Blended hourly rate standards can be developed for all but the most complex file types and categories. A customized blended rate can be generated for the most complex matters by a rigorous legal project management process.

The objectives are to encourage teamwork and the appropriate delegation of labor with law firms. However, this KPI is not designed to control the number of hours per file.

The law department should incorporate the blended rates into the partnering agreements with its preferred firms. The effect is to reduce the amount of monitoring of the firm’s practice management habits.

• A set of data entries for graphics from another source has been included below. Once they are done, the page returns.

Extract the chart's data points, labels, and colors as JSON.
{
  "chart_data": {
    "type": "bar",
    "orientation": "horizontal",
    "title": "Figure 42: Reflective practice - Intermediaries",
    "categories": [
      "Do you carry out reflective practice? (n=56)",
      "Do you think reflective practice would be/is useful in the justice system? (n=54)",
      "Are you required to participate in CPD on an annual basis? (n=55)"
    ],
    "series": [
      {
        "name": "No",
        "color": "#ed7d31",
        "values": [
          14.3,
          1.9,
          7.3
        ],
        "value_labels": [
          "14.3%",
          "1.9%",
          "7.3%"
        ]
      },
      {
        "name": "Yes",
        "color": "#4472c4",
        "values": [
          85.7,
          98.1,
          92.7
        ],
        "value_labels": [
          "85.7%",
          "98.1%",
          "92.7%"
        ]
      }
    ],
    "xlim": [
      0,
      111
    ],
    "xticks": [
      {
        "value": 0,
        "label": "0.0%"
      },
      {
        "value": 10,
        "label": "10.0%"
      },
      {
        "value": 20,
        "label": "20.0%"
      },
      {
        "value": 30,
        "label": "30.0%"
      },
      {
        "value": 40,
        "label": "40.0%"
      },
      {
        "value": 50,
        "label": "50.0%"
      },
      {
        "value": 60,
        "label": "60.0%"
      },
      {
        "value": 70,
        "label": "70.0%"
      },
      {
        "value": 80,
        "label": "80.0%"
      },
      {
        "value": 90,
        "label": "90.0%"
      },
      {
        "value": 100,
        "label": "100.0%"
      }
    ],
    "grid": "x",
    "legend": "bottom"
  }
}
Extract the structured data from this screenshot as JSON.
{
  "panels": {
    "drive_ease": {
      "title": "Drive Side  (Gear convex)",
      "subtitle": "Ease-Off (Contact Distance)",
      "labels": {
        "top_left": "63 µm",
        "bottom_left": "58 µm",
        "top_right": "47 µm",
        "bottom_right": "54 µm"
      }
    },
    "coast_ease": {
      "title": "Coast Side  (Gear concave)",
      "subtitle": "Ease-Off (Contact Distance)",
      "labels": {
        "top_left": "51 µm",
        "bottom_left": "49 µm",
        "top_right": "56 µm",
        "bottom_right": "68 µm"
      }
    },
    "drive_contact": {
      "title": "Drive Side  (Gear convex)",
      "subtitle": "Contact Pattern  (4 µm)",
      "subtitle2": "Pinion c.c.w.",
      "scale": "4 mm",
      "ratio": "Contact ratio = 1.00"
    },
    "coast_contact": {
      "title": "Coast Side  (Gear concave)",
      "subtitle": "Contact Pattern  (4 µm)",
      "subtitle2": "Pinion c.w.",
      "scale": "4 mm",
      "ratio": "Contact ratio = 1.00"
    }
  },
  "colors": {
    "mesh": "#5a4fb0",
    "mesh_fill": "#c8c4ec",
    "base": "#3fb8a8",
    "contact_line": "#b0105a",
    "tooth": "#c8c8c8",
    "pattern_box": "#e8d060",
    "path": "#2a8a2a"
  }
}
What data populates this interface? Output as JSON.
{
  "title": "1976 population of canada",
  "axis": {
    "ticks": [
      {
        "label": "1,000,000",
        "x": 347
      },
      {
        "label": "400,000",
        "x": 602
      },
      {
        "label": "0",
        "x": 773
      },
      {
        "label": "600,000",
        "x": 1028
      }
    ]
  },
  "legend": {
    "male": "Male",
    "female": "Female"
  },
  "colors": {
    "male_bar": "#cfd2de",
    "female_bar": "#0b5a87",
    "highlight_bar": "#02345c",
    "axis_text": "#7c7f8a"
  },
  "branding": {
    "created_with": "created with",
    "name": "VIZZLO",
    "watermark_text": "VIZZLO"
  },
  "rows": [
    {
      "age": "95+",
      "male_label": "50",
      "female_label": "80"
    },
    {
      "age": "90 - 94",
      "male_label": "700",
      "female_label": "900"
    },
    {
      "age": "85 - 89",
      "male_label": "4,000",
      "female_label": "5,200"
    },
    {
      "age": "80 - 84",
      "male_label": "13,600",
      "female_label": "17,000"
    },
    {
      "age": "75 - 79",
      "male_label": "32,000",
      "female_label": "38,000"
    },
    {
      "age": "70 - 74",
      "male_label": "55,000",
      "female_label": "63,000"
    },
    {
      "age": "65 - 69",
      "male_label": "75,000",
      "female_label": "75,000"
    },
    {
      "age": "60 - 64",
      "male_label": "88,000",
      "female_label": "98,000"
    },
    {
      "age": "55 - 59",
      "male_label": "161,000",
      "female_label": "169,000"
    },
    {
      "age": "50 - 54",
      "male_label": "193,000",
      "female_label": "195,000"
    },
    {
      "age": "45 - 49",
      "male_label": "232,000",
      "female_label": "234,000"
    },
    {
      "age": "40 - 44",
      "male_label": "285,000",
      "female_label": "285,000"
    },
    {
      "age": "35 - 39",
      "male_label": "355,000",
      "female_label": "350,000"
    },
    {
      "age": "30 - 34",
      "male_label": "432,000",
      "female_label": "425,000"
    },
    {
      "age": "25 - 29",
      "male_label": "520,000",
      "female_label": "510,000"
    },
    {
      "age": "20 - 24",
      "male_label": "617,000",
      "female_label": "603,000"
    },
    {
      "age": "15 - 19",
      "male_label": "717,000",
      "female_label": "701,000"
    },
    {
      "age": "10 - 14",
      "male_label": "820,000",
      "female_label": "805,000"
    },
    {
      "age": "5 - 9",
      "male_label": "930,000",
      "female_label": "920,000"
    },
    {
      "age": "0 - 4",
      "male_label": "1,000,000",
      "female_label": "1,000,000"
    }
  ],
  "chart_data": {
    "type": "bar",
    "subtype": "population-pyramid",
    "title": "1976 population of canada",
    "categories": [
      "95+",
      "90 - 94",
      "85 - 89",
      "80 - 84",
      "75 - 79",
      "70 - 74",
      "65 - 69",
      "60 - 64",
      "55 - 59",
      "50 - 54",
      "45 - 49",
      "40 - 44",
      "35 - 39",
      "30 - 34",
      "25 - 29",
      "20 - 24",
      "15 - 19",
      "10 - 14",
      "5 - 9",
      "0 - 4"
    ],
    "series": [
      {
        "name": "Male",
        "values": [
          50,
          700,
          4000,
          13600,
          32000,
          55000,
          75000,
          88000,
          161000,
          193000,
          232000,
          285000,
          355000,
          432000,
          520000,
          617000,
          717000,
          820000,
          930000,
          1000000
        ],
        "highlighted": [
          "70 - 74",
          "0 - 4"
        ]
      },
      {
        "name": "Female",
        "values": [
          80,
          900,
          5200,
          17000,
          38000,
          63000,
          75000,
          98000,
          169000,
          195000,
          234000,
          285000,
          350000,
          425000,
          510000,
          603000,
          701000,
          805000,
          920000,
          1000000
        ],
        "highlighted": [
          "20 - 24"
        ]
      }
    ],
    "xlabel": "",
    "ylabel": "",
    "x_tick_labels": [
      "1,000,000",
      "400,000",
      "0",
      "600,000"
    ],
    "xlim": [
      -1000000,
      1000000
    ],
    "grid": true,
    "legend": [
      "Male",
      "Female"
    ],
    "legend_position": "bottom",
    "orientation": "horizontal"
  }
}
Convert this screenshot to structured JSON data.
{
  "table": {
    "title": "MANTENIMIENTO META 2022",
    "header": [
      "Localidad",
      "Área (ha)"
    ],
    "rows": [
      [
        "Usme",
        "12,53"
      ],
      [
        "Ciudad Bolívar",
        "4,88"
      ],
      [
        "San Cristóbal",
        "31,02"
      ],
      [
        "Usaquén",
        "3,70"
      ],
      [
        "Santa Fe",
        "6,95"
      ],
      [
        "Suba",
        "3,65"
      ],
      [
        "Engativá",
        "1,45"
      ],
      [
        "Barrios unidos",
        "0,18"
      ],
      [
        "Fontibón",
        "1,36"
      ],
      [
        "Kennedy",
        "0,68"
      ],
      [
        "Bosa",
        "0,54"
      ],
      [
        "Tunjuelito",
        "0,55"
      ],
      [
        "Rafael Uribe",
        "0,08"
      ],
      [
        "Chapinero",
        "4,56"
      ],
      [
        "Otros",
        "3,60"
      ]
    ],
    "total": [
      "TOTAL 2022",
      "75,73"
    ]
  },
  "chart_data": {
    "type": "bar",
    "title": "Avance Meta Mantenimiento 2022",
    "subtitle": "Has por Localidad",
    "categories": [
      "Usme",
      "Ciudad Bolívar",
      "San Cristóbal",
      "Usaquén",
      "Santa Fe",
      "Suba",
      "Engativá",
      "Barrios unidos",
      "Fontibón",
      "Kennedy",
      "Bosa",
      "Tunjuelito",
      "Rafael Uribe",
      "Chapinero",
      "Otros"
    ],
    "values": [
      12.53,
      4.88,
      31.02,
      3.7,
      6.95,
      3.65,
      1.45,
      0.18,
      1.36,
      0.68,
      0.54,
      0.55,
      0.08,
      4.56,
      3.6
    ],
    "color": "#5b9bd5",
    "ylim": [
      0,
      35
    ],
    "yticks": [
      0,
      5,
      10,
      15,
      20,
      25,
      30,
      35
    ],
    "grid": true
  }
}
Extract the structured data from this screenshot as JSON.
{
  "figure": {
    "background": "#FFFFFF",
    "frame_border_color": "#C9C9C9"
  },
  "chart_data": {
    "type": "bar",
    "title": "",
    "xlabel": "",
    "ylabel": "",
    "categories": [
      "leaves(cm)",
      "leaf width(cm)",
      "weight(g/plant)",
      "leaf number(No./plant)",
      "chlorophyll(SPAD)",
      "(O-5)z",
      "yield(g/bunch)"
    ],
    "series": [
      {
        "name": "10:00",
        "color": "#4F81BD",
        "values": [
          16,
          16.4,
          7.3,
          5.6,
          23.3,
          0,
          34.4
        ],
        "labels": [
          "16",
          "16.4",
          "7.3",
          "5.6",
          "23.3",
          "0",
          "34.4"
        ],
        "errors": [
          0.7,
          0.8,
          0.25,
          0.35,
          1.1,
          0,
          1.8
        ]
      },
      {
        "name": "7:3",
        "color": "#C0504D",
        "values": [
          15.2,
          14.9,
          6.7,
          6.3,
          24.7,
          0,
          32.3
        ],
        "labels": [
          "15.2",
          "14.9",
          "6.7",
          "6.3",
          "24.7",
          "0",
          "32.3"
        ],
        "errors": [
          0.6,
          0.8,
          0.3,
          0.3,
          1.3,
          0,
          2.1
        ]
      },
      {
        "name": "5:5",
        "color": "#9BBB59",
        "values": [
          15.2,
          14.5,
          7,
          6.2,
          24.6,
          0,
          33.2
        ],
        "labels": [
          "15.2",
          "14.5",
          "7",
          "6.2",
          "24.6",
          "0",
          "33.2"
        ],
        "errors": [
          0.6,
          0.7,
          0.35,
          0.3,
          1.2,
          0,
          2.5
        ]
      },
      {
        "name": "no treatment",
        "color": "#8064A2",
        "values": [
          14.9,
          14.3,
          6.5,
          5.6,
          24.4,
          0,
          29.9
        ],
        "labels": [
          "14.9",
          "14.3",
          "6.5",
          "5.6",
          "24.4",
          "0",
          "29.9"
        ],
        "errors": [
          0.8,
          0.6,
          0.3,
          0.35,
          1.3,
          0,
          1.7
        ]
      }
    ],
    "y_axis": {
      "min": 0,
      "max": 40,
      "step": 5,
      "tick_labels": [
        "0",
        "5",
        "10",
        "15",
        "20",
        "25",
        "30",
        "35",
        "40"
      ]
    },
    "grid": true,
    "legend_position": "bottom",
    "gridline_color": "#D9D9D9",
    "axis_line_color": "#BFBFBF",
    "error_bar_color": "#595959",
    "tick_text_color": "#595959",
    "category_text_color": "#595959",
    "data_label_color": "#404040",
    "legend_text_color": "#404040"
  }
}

Weighting the KPIs and Initiatives

Some law firms maintain that each case is different and that they cannot be held accountable for results and the number of hours per file. The introduction of standards for cycle times, number of hours, and work distribution mitigates such objections. KPIs for Results, Efficiency and costs (Total Legal Spend and Unit Costs) have been accepted practice for more than 10 years.

Most firms will readily accept the five KPIs and related initiatives. However, they may object to the weighting given to each initiative. They may also wish to include other KPIs such as legal expertise. The response by the department should be consistent with trade literature surveys on why clients select and keep law firms as counsel. The top reasons are rarely about saving money. Instead, they relate to quality of service and getting the job effectively.

For this reason, the Results KPIs represents 40 % of the value of the expected performance from law firms. Many firms have improved their service levels, making this a dimension on which differentiation among firms is difficult and less relevant. The focus for clients is to secure the planned results on each matter, thus supporting at least 40 % of the weighting given for results.

The two sample initiatives for efficiency target productivity improvements. Law firm culture and the hourly business model do not encourage productivity. The law department should require its preferred firms to actively manage productivity and demonstrate improvements using proven methods. Each law firm can build up a track record over time so that the law department can compare the success rates of each firm. Allocating a 30 % weighting to the efficiency initiatives sends the right message. One can reduce this weighting in favor of the Results KPI or raise the standards after a few years.

Only 30 % of the weighting for performance directly measures financial performance, even though the Efficiency KPI does so indirectly. There is very little ambiguity in the two financial KPIs. The challenge is in the research, in setting budgets, and finalizing blended rates. A 30 % weighting for financial performance suggests that quality (results) and efficiency together (70%) are more important than saving money. The KPIs and initiatives should be highly correlated and integrated. Performance management in professional services requires it.

The law department sets specific targets based on the business relationship, working protocols, standards, budgets, blended rates, cycle times, and effective use of legal project management.

The law department team should conduct a monthly evaluation and share the result with firms every six months. Transitional arrangements may begin with bi-monthly rather than semi-annual de-briefings with firms for the first year. But a de-briefing does not alter the plan that formal evaluations should be conducted every six (6) months.

Some law departments link law firm performance to allocating a larger share of files. The expression “You get what you measure, and you get what you pay for” should apply. In the same vein, performance can be better aligned with alternative fee arrangements than with a straight discounted hourly rate.

Agreements with Preferred Firms

The commitment to performance management should be embedded in multi-year partnering agreements with preferred law firms. KPIs, the related initiatives, and targets should form part of the agreement. It makes sense to also include law department operating protocols, legal practice management and budgeting templates, the levels of complexity and staffing distributions by file category and complexity, and the blended rates by level of complexity. Finally, the agreements should briefly describe how the performance management system will be managed.